Ora, a decisão final proferida no processo penal, já transitada em julgado, constitui seguramente uma prova, legalmente admissível, essencial que contribui para apurar os factos e determinar a responsabilidade disciplinar do recorrente.
Ao abrigo do disposto no n.º 1 do art.º 287.º do ETAPM, o procedimento disciplinar é independente do procedimento criminal. É a chamada autonomia do processo disciplinar relativamente ao processo penal.
No entanto, podendo ser instaurados pelos mesmos factos, os dois processos em causa estão intrinsecamente interligados, não só pela comunicação obrigatória ao foro competente (criminal) dos factos apurados no processo disciplinar que sejam também penalmente puníveis, com vista à instauração do procedimento criminal, pela comunicação também obrigatória ao serviço a que pertence o arguido do despacho de pronúncia ou equivalente proferido em processo penal, logo que transite em julgado, mas também pelo facto de a sentença que condene um funcionário, por qualquer crime, logo que transitada em julgado, determinar a instauração de procedimento disciplinar, com relação a todos os factos nela dados como provados, sendo que, neste último caso, o processo disciplinar será obrigatoriamente instruído com certidão da sentença penal (cfr. art.ºs 287.º e 288.º do ETAPM).
Daí resulta que as decisões proferidas no processo crime, tanto o despacho de pronúncia ou equivalente como a sentença final, não podem deixar de produzir efeitos no processo disciplinar.
E o mesmo deve suceder em relação à factualidade considerada provada na sentença condenatória já transitada em julgado, que também não pode deixar de ser atendida no processo disciplinar.
É neste sentido que apontam a doutrina e a jurisprudência de Portugal.
Ensina o Professor Eduardo Correia que a autonomia do processo disciplinar “não pode todavia afirmar-se em prejuízo da unidade superior dos órgãos do Estado.
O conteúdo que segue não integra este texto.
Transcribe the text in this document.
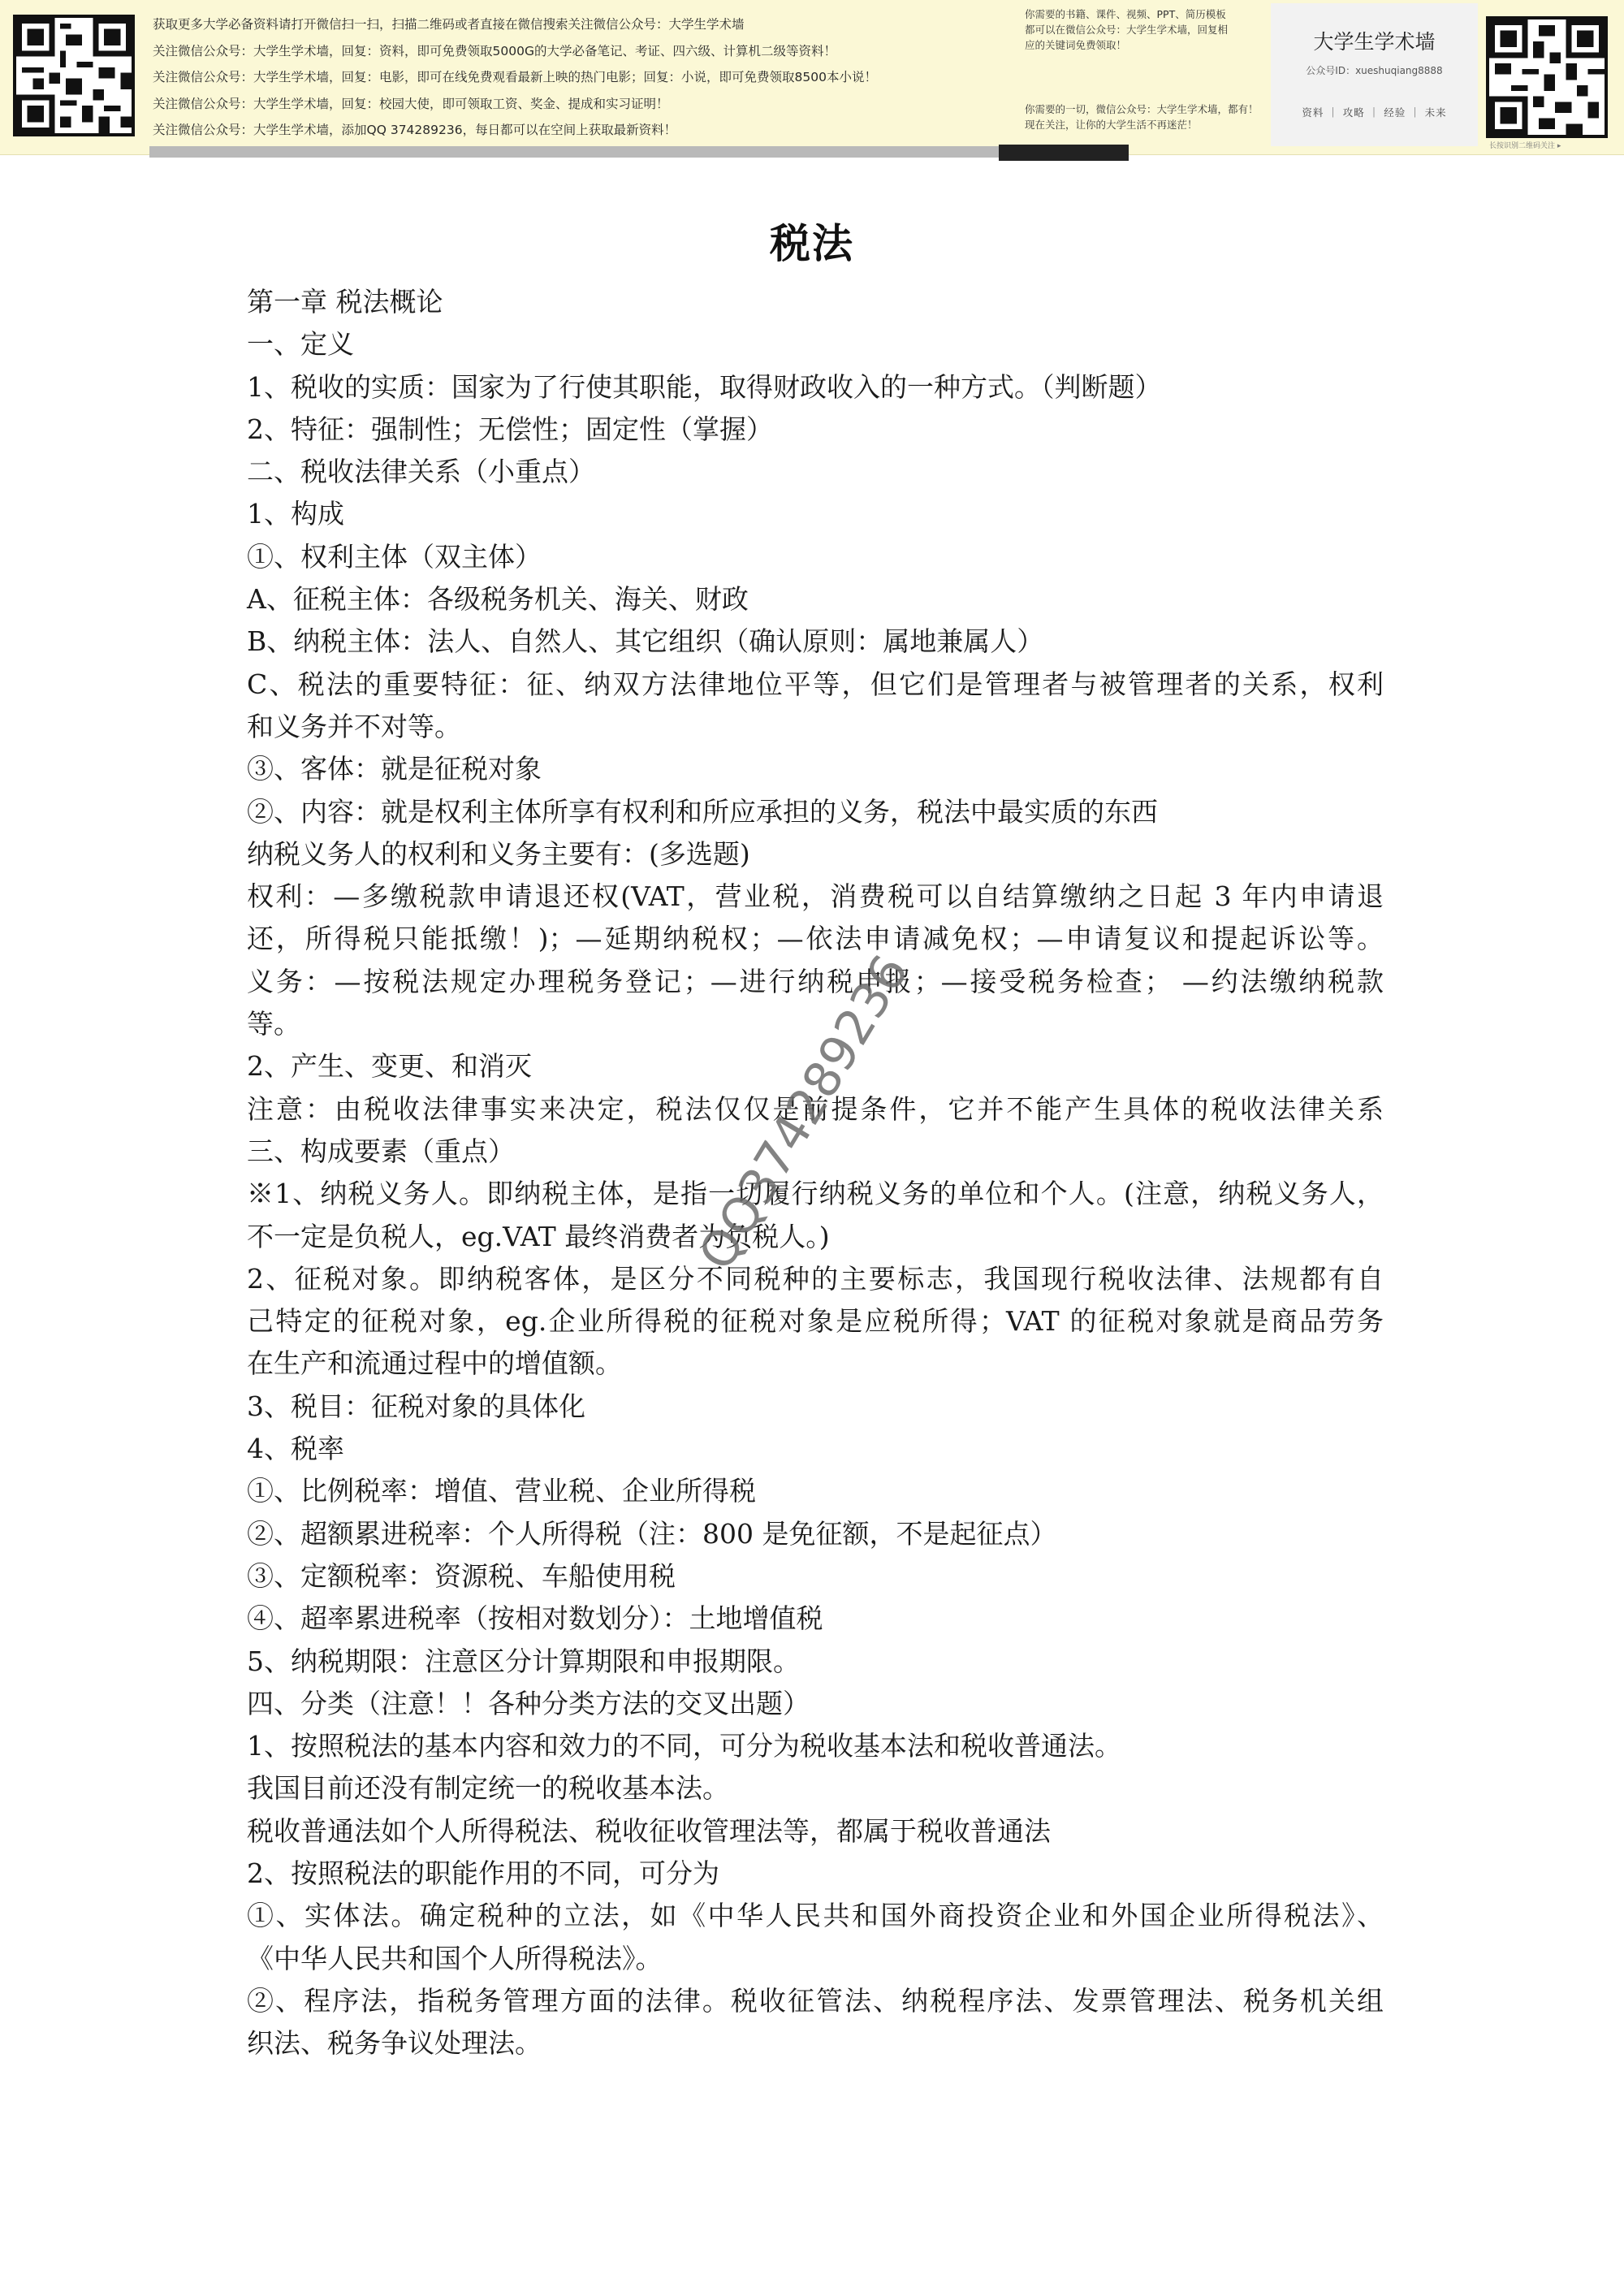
获取更多大学必备资料请打开微信扫一扫，扫描二维码或者直接在微信搜索关注微信公众号：大学生学术墙
关注微信公众号：大学生学术墙，回复：资料，即可免费领取5000G的大学必备笔记、考证、四六级、计算机二级等资料！
关注微信公众号：大学生学术墙，回复：电影，即可在线免费观看最新上映的热门电影；回复：小说，即可免费领取8500本小说！
关注微信公众号：大学生学术墙，回复：校园大使，即可领取工资、奖金、提成和实习证明！
关注微信公众号：大学生学术墙，添加QQ 374289236，每日都可以在空间上获取最新资料！
你需要的书籍、课件、视频、PPT、简历模板
都可以在微信公众号：大学生学术墙，回复相
应的关键词免费领取！
你需要的一切，微信公众号：大学生学术墙，都有！
现在关注，让你的大学生活不再迷茫！
大学生学术墙
公众号ID：xueshuqiang8888
资料 ｜ 攻略 ｜ 经验 ｜ 未来
长按识别二维码关注 ▸
税法
第一章 税法概论
一、定义
1、税收的实质：国家为了行使其职能，取得财政收入的一种方式。（判断题）
2、特征：强制性；无偿性；固定性（掌握）
二、税收法律关系（小重点）
1、构成
①、权利主体（双主体）
A、征税主体：各级税务机关、海关、财政
B、纳税主体：法人、自然人、其它组织（确认原则：属地兼属人）
C、税法的重要特征：征、纳双方法律地位平等，但它们是管理者与被管理者的关系，权利
和义务并不对等。
③、客体：就是征税对象
②、内容：就是权利主体所享有权利和所应承担的义务，税法中最实质的东西
纳税义务人的权利和义务主要有：(多选题)
权利：—多缴税款申请退还权(VAT，营业税，消费税可以自结算缴纳之日起 3 年内申请退
还，所得税只能抵缴！)；—延期纳税权；—依法申请减免权；—申请复议和提起诉讼等。
义务：—按税法规定办理税务登记；—进行纳税申报；—接受税务检查； —约法缴纳税款
等。
2、产生、变更、和消灭
注意：由税收法律事实来决定，税法仅仅是前提条件，它并不能产生具体的税收法律关系
三、构成要素（重点）
※1、纳税义务人。即纳税主体，是指一切履行纳税义务的单位和个人。(注意，纳税义务人，
不一定是负税人，eg.VAT 最终消费者为负税人。)
2、征税对象。即纳税客体，是区分不同税种的主要标志，我国现行税收法律、法规都有自
己特定的征税对象，eg.企业所得税的征税对象是应税所得；VAT 的征税对象就是商品劳务
在生产和流通过程中的增值额。
3、税目：征税对象的具体化
4、税率
①、比例税率：增值、营业税、企业所得税
②、超额累进税率：个人所得税（注：800 是免征额，不是起征点）
③、定额税率：资源税、车船使用税
④、超率累进税率（按相对数划分）：土地增值税
5、纳税期限：注意区分计算期限和申报期限。
四、分类（注意！！各种分类方法的交叉出题）
1、按照税法的基本内容和效力的不同，可分为税收基本法和税收普通法。
我国目前还没有制定统一的税收基本法。
税收普通法如个人所得税法、税收征收管理法等，都属于税收普通法
2、按照税法的职能作用的不同，可分为
①、实体法。确定税种的立法，如《中华人民共和国外商投资企业和外国企业所得税法》、
《中华人民共和国个人所得税法》。
②、程序法，指税务管理方面的法律。税收征管法、纳税程序法、发票管理法、税务机关组
织法、税务争议处理法。
QQ374289236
E assim, se uma absolvição em processo criminal, mesmo por falta de provas, não deve constituir caso julgado em processo disciplinar – atenta a diferente natureza da qualificação jurídica e o maior rigor dos requisitos da prova em processo criminal –, já a condenação do réu em processo criminal por certos factos não pode deixar de produzir o efeito de serem tais factos considerados provados em matéria disciplinar”.2
E “o efeito vinculativo da sentença criminal no domínio disciplinar – relativamente aos factos provados e à sua autoria, nunca à respectiva qualificação jurídica –, agora já não como efeito do caso julgado penal, antes a resultar da especial força probatória de que disfruta, enquanto documento autêntico, uma certidão da sentença criminal”.3
Face às considerações acima expostas, é de concluir que não merece censura a actuação da Administração que, depois de ter ouvido o próprio arguido e as testemunhas e feito as diligências necessárias de investigação, atendeu à factualidade dada como provada no Acórdão condenatório, já transitado em julgado, proferido no processo penal instaurado contra o mesmo arguido.

Alega ainda o recorrente que não foi levado em consideração o facto de num dos crimes ele ter sido condenado em regime de cumplicidade, que significa que a sua intervenção foi considerada pelo próprio Tribunal de relevância diminuta, pelo que se afasta a circunstância agravante.
Não corresponde à verdade a alegação do recorrente, já que, conforme as certidões dos Acórdão proferidos pelos tribunais (fls. 63 a 129 do processo instrutor), não obstante ter sido punido pelo Tribunal Judicial de Base como cúmplice de 3 crimes de burla qualificada, o recorrente acabou por ser condenado, pelo Tribunal de Segunda Instância, como co-autor dos mesmos crimes, condenação esta que foi confirmada pelo Tribunal de Última Instância. E quanto ao outro crime de peculato, o recorrente foi condenado, desde o início, na qualidade de autor.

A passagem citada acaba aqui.